Piagam yang dikeluarkan tahun 1983 itu diberikan atas partisipasi Hasan Saleh pada acara "Pembudayaan Al- Quran dalam Kehidupan Bermasyarakat".
Lalu ada juga "Surat Tanda Penghargaan" dari Menteri Utama Bidang Pertahanan Keamanan, Letjen TNI Soeharto.
Dalam surat yang dikeluarkan di Jakarta, tanggal 12 Maret 1968 itu, Hasan Saleh dianugerahi "Satlalantjana Penegak".
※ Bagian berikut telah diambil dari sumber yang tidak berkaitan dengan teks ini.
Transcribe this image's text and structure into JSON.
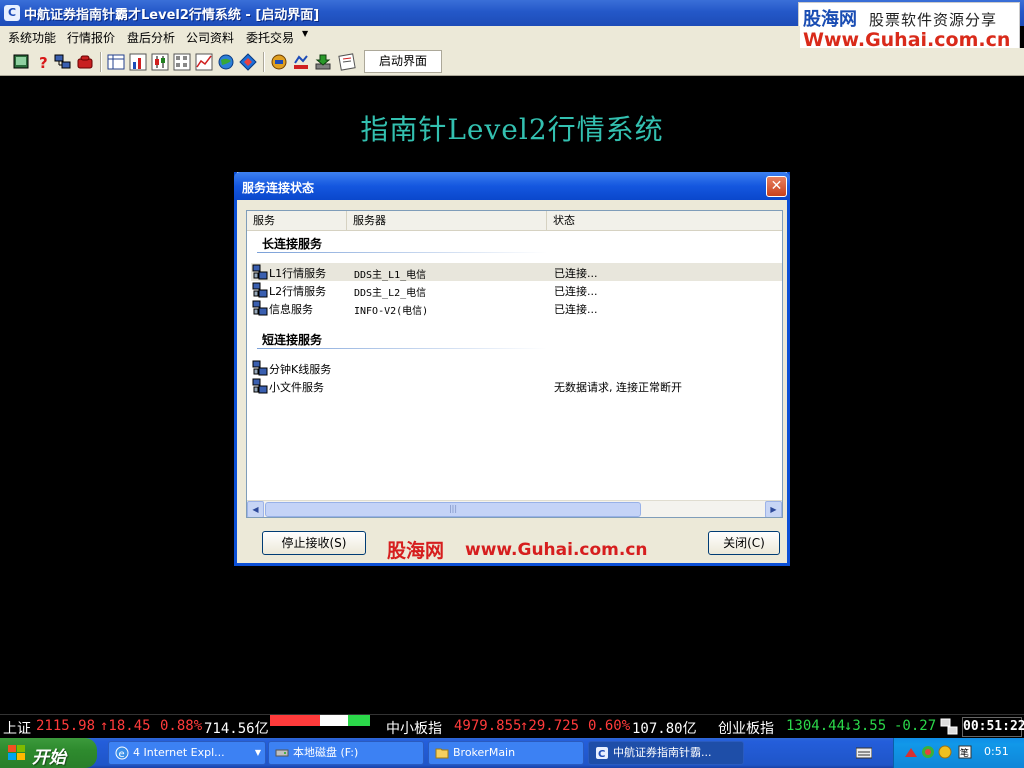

Kolektor naskah kuno Aceh, Tarmizi A Hamid berharap agar keluarga Hasan Saleh membuka rumah ini sebagai museum yang merekam tentang sejarah Aceh.
"Terlepas dari segala kontroversi, kita mesti melestarikan semua benda bersejarah, termasuk rumah Hasan Saleh dan rumah Yakob Kasem, beserta segala barang yang ada di dalamnya. Karena bangsa yang besar adalah bangsa yang selalu menghargai sejarah," kata Tarmizi A Hamid.
Ia juga mengingatkan agar sesama warga Aceh dapat bersama-sama membangun Aceh ke arah yang lebih baik," ujar pria yang akrab disapa Cek Midi ini. (*)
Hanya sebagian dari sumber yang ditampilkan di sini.